The nature of personal interaction with the patient is ill-defined at best, dubious at worst. No indication is given as to how the practitioner (such as might be seen in the clinic) interacts with the patient except to administer a satisfaction questionnaire. This leads to additional intrigues as it is by no means clear how eligible patients as young as 7 years of age are to answer questions pertaining to "feeling at ease, the skill and the ability of the chiropractor, and overall quality of care."

  • Improvements over baseline values in both treatments

The fact that there were significant improvements by intervening with the patients is demonstrated by the declines at 2 months and 4 months of both daytime symptom scores and the number of puffs per day of a beta-antagonist, in addition to small increases in peak expiratory flow rates and pediatric quality of life scores in both groups. Such is to suggest that even in this trial there was significant improvement in the patients enrolled. What is not clear is which form(s) of intervention (global and/or manual) elicited responses and not that contact with the patient in the chiropractor s office under customary clinical conditions fails to provide additional benefits in addition to medication in the management of childhood asthma. It is simply an outmoded concept to assume that simply the presence or absence of cavitation constitutes the difference between chiropractic and no treatment.

  • Lack of complete representation of global symptoms

Given the fact that the human diurnal cycle lasts for 24 hours, I am surprised by the lack of data representing nighttime symptoms. In effect, we have been shown only half the picture in this study.

This presentation reflects the challenges and problems of properly designing a clinical trial that involves more than simply ingesting medications that can fully mask the other forms of treatment. Practitioners cannot be blinded in the application of manual therapies, with the result that the authors have relied upon the patients incorrect answers to validate their ignorance of the type of treatment applied despite the fact that nuances of emotion or expectations of the therapist would be expected to be conveyed to the patient.

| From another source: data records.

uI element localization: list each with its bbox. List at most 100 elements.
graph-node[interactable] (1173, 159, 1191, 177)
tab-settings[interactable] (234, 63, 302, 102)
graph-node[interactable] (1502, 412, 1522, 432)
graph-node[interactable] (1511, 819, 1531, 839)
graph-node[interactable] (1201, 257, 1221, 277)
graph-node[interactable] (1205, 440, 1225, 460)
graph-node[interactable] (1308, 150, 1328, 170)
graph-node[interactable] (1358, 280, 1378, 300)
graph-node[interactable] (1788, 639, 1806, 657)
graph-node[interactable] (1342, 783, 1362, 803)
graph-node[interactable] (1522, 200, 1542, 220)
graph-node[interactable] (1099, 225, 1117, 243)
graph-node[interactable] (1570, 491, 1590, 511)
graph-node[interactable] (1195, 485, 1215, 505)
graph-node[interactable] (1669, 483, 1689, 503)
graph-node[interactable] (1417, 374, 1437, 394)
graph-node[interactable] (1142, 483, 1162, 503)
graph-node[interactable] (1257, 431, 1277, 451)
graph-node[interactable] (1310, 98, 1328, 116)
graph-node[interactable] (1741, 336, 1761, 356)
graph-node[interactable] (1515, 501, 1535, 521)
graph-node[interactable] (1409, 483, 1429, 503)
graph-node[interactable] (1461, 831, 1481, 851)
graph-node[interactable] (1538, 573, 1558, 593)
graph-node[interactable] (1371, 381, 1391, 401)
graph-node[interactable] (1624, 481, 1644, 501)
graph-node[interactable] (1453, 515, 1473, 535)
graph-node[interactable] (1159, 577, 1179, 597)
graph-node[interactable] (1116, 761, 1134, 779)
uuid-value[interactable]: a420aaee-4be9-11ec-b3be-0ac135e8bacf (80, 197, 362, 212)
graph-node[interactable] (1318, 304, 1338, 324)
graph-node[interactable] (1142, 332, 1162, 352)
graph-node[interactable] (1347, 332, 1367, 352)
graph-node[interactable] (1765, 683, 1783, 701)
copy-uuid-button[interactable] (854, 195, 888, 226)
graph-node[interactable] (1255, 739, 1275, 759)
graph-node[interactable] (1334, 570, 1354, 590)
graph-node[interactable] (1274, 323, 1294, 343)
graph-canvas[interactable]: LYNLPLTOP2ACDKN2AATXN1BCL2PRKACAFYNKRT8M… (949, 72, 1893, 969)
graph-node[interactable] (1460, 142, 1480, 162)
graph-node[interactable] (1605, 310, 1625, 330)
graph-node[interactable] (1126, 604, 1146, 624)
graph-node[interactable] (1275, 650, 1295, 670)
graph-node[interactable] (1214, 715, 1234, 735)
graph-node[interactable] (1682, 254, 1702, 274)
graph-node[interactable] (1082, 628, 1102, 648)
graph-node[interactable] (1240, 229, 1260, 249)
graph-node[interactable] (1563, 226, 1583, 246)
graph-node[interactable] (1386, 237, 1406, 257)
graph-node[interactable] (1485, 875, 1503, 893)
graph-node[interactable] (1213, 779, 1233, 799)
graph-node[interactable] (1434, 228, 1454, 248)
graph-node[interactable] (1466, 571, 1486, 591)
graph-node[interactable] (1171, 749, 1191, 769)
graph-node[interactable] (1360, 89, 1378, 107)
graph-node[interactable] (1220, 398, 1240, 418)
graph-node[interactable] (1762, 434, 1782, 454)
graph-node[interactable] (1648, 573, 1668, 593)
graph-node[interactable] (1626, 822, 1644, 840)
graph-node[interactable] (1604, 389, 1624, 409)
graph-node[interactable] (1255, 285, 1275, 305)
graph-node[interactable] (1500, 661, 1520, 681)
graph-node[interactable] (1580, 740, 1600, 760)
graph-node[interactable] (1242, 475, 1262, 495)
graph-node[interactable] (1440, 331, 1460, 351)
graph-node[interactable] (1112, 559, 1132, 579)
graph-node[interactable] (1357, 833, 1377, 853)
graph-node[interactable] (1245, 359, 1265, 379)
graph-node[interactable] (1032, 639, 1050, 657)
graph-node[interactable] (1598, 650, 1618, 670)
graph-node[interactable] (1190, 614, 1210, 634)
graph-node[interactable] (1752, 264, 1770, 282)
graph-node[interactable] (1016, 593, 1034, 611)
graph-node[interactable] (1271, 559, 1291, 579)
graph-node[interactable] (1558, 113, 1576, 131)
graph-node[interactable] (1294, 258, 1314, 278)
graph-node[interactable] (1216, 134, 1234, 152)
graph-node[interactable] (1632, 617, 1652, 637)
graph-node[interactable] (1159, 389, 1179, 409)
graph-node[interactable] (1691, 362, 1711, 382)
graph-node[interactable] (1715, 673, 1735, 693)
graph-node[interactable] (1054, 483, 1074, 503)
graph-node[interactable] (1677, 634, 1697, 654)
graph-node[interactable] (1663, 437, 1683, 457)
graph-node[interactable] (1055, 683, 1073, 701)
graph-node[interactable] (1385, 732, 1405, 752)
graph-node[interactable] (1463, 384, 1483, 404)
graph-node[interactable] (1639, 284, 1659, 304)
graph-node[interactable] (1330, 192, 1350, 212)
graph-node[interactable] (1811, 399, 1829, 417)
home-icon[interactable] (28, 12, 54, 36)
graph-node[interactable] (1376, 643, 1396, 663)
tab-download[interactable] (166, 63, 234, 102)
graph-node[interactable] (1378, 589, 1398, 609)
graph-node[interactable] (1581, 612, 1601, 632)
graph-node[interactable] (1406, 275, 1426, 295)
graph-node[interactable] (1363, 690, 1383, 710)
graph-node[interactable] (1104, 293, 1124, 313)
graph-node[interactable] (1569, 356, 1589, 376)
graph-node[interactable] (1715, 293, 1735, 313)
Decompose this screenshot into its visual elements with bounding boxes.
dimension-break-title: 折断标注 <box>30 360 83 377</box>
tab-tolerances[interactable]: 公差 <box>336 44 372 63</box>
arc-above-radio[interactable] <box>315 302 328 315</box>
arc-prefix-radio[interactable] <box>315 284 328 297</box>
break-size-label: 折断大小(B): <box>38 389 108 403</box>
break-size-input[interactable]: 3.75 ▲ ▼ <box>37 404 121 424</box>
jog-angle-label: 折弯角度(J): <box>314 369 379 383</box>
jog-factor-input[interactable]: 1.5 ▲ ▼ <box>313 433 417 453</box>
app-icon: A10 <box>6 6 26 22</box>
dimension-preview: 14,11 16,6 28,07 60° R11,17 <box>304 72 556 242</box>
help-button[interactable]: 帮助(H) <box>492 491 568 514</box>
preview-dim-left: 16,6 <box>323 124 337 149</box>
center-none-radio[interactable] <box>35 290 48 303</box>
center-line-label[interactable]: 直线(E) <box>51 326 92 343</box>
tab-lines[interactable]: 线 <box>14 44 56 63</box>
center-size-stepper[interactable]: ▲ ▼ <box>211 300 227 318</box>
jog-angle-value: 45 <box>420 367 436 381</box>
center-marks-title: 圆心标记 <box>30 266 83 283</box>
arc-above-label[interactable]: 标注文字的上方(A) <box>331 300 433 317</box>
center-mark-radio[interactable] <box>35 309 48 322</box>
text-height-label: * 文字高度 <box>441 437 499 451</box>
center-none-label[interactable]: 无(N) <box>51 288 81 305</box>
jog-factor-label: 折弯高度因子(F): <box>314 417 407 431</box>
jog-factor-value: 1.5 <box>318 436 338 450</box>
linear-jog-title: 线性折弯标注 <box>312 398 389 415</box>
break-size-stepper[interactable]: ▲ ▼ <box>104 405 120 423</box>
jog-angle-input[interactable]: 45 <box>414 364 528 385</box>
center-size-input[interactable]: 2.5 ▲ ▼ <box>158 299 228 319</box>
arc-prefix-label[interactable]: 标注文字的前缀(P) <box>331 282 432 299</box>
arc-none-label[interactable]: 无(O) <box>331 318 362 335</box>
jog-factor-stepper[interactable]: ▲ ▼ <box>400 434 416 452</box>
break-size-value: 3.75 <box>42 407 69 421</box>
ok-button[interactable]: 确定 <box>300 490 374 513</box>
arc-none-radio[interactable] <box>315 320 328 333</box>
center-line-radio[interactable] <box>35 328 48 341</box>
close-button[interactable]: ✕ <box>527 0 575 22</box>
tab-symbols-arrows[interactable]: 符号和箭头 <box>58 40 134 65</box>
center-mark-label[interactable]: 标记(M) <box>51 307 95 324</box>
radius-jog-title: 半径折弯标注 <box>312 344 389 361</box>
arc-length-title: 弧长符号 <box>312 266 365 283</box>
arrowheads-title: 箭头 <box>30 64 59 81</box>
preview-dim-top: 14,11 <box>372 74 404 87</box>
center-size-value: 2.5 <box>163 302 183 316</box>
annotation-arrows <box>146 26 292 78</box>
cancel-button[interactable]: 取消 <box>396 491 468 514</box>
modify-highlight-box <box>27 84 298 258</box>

What is needed is far more sensitivity to the actual nature of asthma. Since it is exacerbated by stress by a plausible mechanism, one would hope in the future to measure suitable indicators of stress (such as cortisol levels) in assessing the outcomes of asthma treatments. The chiropractor remains an ideal candidate for the evaluation of such procedures, and it is hoped that the current trial appearing in The New England Journal of Medicine will not be in any way a deterrent to much-needed future research.